Hypothetically speaking, if he would’ve gotten injured playing the other sport that would’ve had a very negative effect on our team seeing that he was one of our best players. As a basketball coach, should I have put my foot down and told him that basketball will always have to come first until the season is done? Should I have asked him to give up club soccer? The same situation has occurred multiple times in teams that I have coached in youth, high school, as well as club seasons. For me, I’d rather have the athlete playing my sport as a secondary sport than having them quit anything they enjoy- especially before high school. Some coaches, however, think it is a slap in the face to the other kids on the team and to them if a player participates in numerous other activities for another sport during “their season”. Can you blame those coaches? Shouldn’t you want full commitment from every team member- isn’t that something we always preach to our kids? If that’s the case, aren’t we putting that kid in a decision where they have to pick one sport over another?

A couple other scenarios to think about:

You’re a third stringer in one sport and a top player in another sport. You don’t feel valued in the sport you’re a third stringer in or you don’t enjoy the sport for whatever reason. On top of that, consider the fact that there were opportunities in the other sport that you were better at during the season where you were competing as a third stringer. Would you turn down other opportunities in the sport you were good at to play third string in another sport? Some might say, “Well they aren’t going pro anyway, they should embrace just being a good teammate.” On the flip side, what about the message we send to kids about “being a competitor”? Could that be considered settling? Again, I don’t know the right answer here, I just believe that there are a lot of mixed messages that we send to young people.
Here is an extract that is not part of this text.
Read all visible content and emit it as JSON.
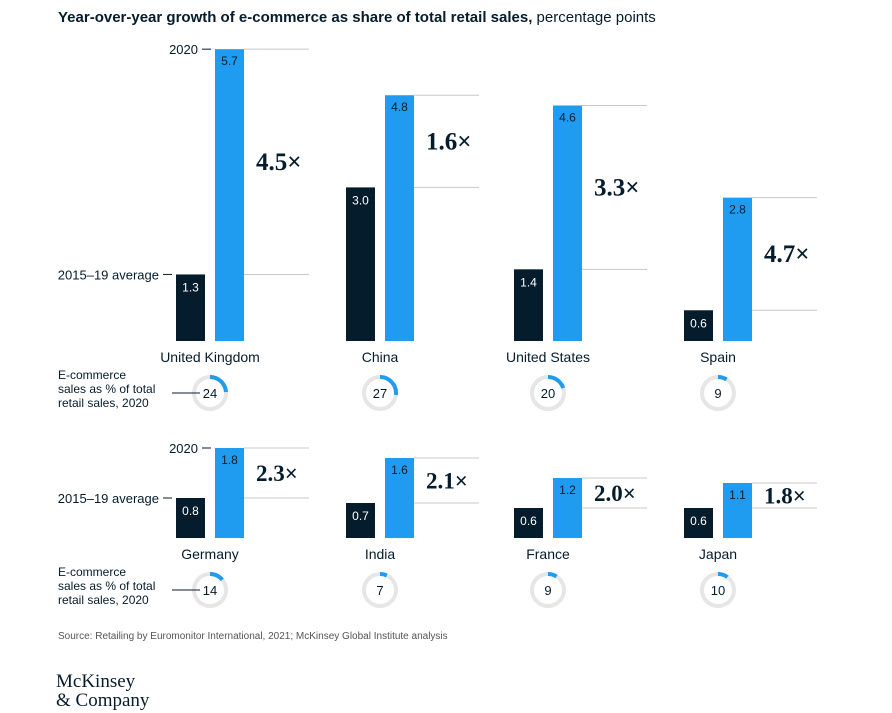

As I mentioned previously, among the benefits talked about frequently in playing multiple sports is a new role within a team and a different coach giving a young person a different message. Isn’t it possible that a kid can get this same benefit from playing the same sport within a different team? They could have a different coach with a different style, they could have a new role (either increased or decreased) as well.

Overall, the point I’m trying to make here is that there are many things to consider when it pertains to anything, which includes multiple sport athletes. I do believe there is benefit- especially before kids get to high school- they should be trying multiple things and figuring out what they enjoy. I think as time continues, however, there is room and reason for an expanded conversation on an individual’s situation. It’s not always cut and dry, and in many cases, we can always come back to “it depends”.